Unlike his old lab, PARC’s entire mission was to create the future. One of the technologies it had developed, bitmapping, would revolutionize computer graphics, but there was no way to print the images out. Starkweather’s work was exactly what they were looking for and, with the Xerox’s copier business in decline, would eventually save the company.

The truth is that good ideas fail all the time and it often has little to do with the quality of the idea, the passion of those who hold it or its potential impact, but rather who you choose to start with. In the New York lab, few people bought into Starkweather’s idea, but in Palo Alto, almost everyone did. In that fertile ground, it was able to grow, mature and triumph.

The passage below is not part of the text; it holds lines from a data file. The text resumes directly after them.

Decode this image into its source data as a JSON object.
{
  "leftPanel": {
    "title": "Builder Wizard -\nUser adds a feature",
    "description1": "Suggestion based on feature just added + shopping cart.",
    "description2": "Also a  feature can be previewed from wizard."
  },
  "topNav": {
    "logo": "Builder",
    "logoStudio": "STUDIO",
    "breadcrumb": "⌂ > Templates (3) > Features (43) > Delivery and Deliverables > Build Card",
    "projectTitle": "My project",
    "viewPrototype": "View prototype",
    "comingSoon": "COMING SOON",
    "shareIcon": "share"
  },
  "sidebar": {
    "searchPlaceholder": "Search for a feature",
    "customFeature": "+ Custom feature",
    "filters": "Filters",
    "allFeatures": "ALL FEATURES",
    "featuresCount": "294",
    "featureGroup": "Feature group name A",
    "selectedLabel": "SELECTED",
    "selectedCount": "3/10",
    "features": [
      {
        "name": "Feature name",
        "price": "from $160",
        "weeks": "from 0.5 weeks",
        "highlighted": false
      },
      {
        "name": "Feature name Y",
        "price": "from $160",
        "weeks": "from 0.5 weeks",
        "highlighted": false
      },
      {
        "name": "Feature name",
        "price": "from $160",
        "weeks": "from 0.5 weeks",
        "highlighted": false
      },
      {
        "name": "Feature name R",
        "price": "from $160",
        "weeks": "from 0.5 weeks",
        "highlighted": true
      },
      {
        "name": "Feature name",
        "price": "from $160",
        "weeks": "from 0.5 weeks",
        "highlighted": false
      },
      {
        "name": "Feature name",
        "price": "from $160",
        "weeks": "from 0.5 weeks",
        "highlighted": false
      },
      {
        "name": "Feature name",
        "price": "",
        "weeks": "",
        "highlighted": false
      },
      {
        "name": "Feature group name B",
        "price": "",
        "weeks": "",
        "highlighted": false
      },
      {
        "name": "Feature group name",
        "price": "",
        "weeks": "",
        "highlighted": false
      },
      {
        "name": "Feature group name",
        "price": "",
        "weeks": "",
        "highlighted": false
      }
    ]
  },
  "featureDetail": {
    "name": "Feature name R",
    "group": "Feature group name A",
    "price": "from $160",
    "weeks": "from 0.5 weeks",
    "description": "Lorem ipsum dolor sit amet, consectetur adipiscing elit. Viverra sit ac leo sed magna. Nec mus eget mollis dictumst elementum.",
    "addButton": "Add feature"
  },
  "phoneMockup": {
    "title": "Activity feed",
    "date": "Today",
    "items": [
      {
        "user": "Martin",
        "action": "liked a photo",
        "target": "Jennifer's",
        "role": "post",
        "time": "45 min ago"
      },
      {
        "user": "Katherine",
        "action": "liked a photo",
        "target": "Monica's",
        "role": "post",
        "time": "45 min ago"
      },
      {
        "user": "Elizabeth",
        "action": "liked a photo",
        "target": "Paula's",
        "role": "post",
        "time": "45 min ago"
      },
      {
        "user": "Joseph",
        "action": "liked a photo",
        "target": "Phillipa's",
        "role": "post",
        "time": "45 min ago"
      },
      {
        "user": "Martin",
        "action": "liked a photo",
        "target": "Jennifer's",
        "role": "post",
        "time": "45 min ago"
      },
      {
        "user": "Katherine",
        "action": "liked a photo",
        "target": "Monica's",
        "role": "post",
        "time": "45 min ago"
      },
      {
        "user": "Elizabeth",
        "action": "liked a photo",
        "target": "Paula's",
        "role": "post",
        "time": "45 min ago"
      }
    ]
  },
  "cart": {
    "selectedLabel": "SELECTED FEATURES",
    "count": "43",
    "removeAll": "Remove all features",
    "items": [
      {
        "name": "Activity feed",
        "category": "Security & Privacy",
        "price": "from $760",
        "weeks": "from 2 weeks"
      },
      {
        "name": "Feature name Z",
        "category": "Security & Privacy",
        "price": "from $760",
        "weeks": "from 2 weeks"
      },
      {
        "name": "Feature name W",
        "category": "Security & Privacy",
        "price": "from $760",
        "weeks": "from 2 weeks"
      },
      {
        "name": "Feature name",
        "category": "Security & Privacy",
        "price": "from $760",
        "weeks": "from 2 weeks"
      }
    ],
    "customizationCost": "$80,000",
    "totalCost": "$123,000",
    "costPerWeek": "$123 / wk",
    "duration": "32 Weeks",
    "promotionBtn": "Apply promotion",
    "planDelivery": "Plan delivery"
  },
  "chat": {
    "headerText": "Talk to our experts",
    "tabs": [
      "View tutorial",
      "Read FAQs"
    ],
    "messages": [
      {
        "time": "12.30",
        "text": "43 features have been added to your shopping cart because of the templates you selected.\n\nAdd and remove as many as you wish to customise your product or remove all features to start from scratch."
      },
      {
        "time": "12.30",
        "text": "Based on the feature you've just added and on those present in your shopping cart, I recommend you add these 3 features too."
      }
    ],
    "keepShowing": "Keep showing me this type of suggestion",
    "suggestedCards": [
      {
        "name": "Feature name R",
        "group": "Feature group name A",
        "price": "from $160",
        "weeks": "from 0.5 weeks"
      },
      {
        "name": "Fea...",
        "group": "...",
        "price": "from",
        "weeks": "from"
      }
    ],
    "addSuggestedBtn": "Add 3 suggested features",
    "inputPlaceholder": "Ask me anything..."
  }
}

When trying to get traction for an idea, you always want to be in the majority, even if it is only a local majority comprising a handful of people. You can always expand a small majority out, but once you are in the minority you will get immediate pushback and will need to retrench.

The Secret to Subversion

Through my work, I’ve gotten to know truly revolutionary people. My friend Srdja Popović was one of the original founders of Otpor and has gone on to train activists in more than 50 countries. Jim Allison won a Nobel Prize for discovering Cancer Immunotherapy. Yassmin Abdel-Magied has become an important voice for diversity, equity and inclusion. Many others I profiled in my books, Mapping Innovation and Cascades.

What has always struck me is how different real revolutionaries are from the mercurial, ego-driven stereotypes Hollywood loves to sell us. The truth is that all of those mentioned above are warm, friendly and genuinely nice people who are a pleasure to be around (or were, Gary Starkweather recently passed).

What I’ve found over the years is that sense of openness helped them succeed where others failed. In fact, evidence suggests that generosity is often a competitive advantage for very practical reasons. People who are friendly and generous tend to build up strong networks of collaborators, who provide crucial support for getting an idea off the ground.

But most of all it was that sense of openness that allowed them to learn, adapt and identify a path to victory. Changing the world is hard, often frustrating work. Nobody comes to the game with all the answers. In the final analysis, it’s what you learn along the way—and your ability to change yourself in response to what you learn—that makes the difference between triumph and bitter, agonizing failure.